Izzy maybe sees him almost seeing her, too. Or, she’s coming back from having looked up to the house again, anyway.
“Not Ben,” she says, as if checking off possibilities.
She straightens her arm to shove her hand into her wet pocket, comes up with her trusty zippo.
She shakes the water out of it, eases it open, blows on the wheel a few times, her eyes not leaving that white glove anymore.
She rolls the wheel back once, twice—sparks, sparks—and on the third time it catches.
Izzy lowers it and her face down, the fingertips of her other hand mushing into the soft earth.
The glove is connected to an arm, one in a blue sleeve that looks like it’s from a uniform, like it belongs at a lube shop, a gas station.
Izzy follows it up, follows it up, to . . . Michael Jackson’s pale, latex smil
e.
“Billie Jean!” Izzy gasps, falling back, splatting into the mud.
She fumbles the lighter away too, has to slap frantically around for it.
When she gets it going again—everything caked with mud, now—Billie Jean’s still just staring up at her through his mask’s eyeholes.
“Shit,” Izzy says.
Billie Jean blinks once, slowly.

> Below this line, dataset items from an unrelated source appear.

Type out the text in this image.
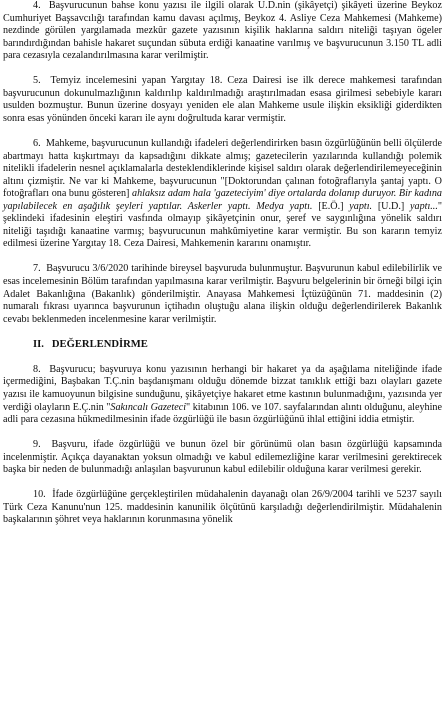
4.  Başvurucunun bahse konu yazısı ile ilgili olarak U.D.nin (şikâyetçi) şikâyeti üzerine Beykoz Cumhuriyet Başsavcılığı tarafından kamu davası açılmış, Beykoz 4. Asliye Ceza Mahkemesi (Mahkeme) nezdinde görülen yargılamada mezkûr gazete yazısının kişilik haklarına saldırı niteliği taşıyan ögeler barındırdığından bahisle hakaret suçundan sübuta erdiği kanaatine varılmış ve başvurucunun 3.150 TL adli para cezasıyla cezalandırılmasına karar verilmiştir.

5.  Temyiz incelemesini yapan Yargıtay 18. Ceza Dairesi ise ilk derece mahkemesi tarafından başvurucunun dokunulmazlığının kaldırılıp kaldırılmadığı araştırılmadan esasa girilmesi sebebiyle kararı usulden bozmuştur. Bunun üzerine dosyayı yeniden ele alan Mahkeme usule ilişkin eksikliği giderdikten sonra esas yönünden önceki kararı ile aynı doğrultuda karar vermiştir.

6.  Mahkeme, başvurucunun kullandığı ifadeleri değerlendirirken basın özgürlüğünün belli ölçülerde abartmayı hatta kışkırtmayı da kapsadığını dikkate almış; gazetecilerin yazılarında kullandığı polemik nitelikli ifadelerin nesnel açıklamalarla desteklendiklerinde kişisel saldırı olarak değerlendirilemeyeceğinin altını çizmiştir. Ne var ki Mahkeme, başvurucunun "[Doktorundan çalınan fotoğraflarıyla şantaj yaptı. O fotoğrafları ona bunu gösteren] ahlaksız adam hala 'gazeteciyim' diye ortalarda dolanıp duruyor. Bir kadına yapılabilecek en aşağılık şeyleri yaptılar. Askerler yaptı. Medya yaptı. [E.Ö.] yaptı. [U.D.] yaptı..." şeklindeki ifadesinin eleştiri vasfında olmayıp şikâyetçinin onur, şeref ve saygınlığına yönelik saldırı niteliği taşıdığı kanaatine varmış; başvurucunun mahkûmiyetine karar vermiştir. Bu son kararın temyiz edilmesi üzerine Yargıtay 18. Ceza Dairesi, Mahkemenin kararını onamıştır.

7.  Başvurucu 3/6/2020 tarihinde bireysel başvuruda bulunmuştur. Başvurunun kabul edilebilirlik ve esas incelemesinin Bölüm tarafından yapılmasına karar verilmiştir. Başvuru belgelerinin bir örneği bilgi için Adalet Bakanlığına (Bakanlık) gönderilmiştir. Anayasa Mahkemesi İçtüzüğünün 71. maddesinin (2) numaralı fıkrası uyarınca başvurunun içtihadın oluştuğu alana ilişkin olduğu değerlendirilerek Bakanlık cevabı beklenmeden incelenmesine karar verilmiştir.

II. DEĞERLENDİRME

8.  Başvurucu; başvuruya konu yazısının herhangi bir hakaret ya da aşağılama niteliğinde ifade içermediğini, Başbakan T.Ç.nin başdanışmanı olduğu dönemde bizzat tanıklık ettiği bazı olayları gazete yazısı ile kamuoyunun bilgisine sunduğunu, şikâyetçiye hakaret etme kastının bulunmadığını, yazısında yer verdiği olayların E.Ç.nin "Sakıncalı Gazeteci" kitabının 106. ve 107. sayfalarından alıntı olduğunu, aleyhine adli para cezasına hükmedilmesinin ifade özgürlüğü ile basın özgürlüğünü ihlal ettiğini iddia etmiştir.

9.  Başvuru, ifade özgürlüğü ve bunun özel bir görünümü olan basın özgürlüğü kapsamında incelenmiştir. Açıkça dayanaktan yoksun olmadığı ve kabul edilemezliğine karar verilmesini gerektirecek başka bir neden de bulunmadığı anlaşılan başvurunun kabul edilebilir olduğuna karar verilmesi gerekir.

10.  İfade özgürlüğüne gerçekleştirilen müdahalenin dayanağı olan 26/9/2004 tarihli ve 5237 sayılı Türk Ceza Kanunu'nun 125. maddesinin kanunilik ölçütünü karşıladığı değerlendirilmiştir. Müdahalenin başkalarının şöhret veya haklarının korunmasına yönelik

As if saying please.
“Shit shit shit shit shit!” Izzy says, her eyes wet now—the girl who could never cry, she’s about to.
She looks up to the house again.
“Can I keep him, Mom?” she says, and, of all the songs in the world that could cue up here, it’s Michael Martin Murphy’s “Wildfire,” way in the background, already up to the happy lines: She ran calling Wi-ildfire, she ran calling Wi-i-i-ildfi-ire . . .

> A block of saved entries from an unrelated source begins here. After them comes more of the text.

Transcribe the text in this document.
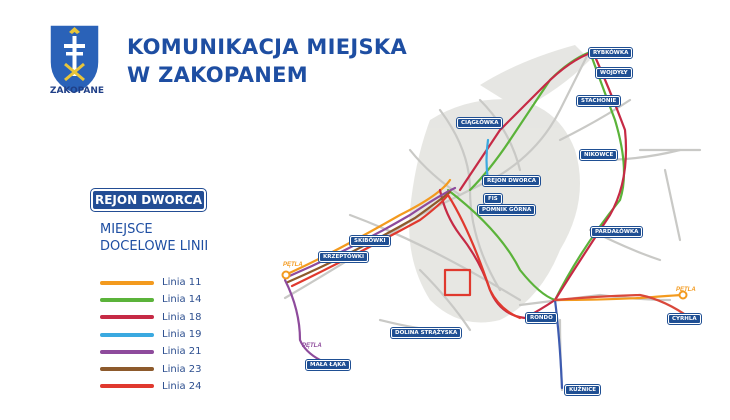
ZAKOPANE
KOMUNIKACJA MIEJSKA
W ZAKOPANEM
REJON DWORCA
MIEJSCE
DOCELOWE LINII
Linia 11
Linia 14
Linia 18
Linia 19
Linia 21
Linia 23
Linia 24
RYBKÓWKA
WOJDYŁY
STACHONIE
NIKOWCE
CIĄGŁÓWKA
REJON DWORCA
FIS
POMNIK GÓRNA
SKIBÓWKI
KRZEPTÓWKI
PARDAŁÓWKA
RONDO
DOLINA STRĄŻYSKA
MAŁA ŁĄKA
KUŹNICE
CYRHLA
PĘTLA
PĘTLA
PĘTLA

We’re looking at a utility-room door when it opens.
It’s Izzy, in tight jeans and black bra, dripping wet, purple-streaked hair plastered to the side of her face.
Behind her, the rumble of the garage door coming down, the whole house shaking.
Izzy
→ strides into the kitchen, her eyes flat.
She beelines the refrigerator, crams a stray glass under the cold water spigot, then, from the other room: “ . . . no, no, I could tell what it was right when I first saw it, of course, I’m just saying . . . ”
It’s a male voice, evidently out of place in Izzy’s house—we can tell by how Izzy cocks her head over to be sure she’s hearing who she’s hearing.
“You mean people line up to buy it?” the voice goes on, trailing off into a swallowed chuckle, and that’s our cue to go
→ tight on a beer cap, twisting off in a pair of burly hands.
Coming up from that, over a breakfast table, it’s the sheriff’s hands.
He raises the beer to catch the froth but gets stopped halfway:
In his POV, it’s Izzy, framed in the doorway. Dressed like she’s dressed. Or, mostly undressed. Hair still trailing water.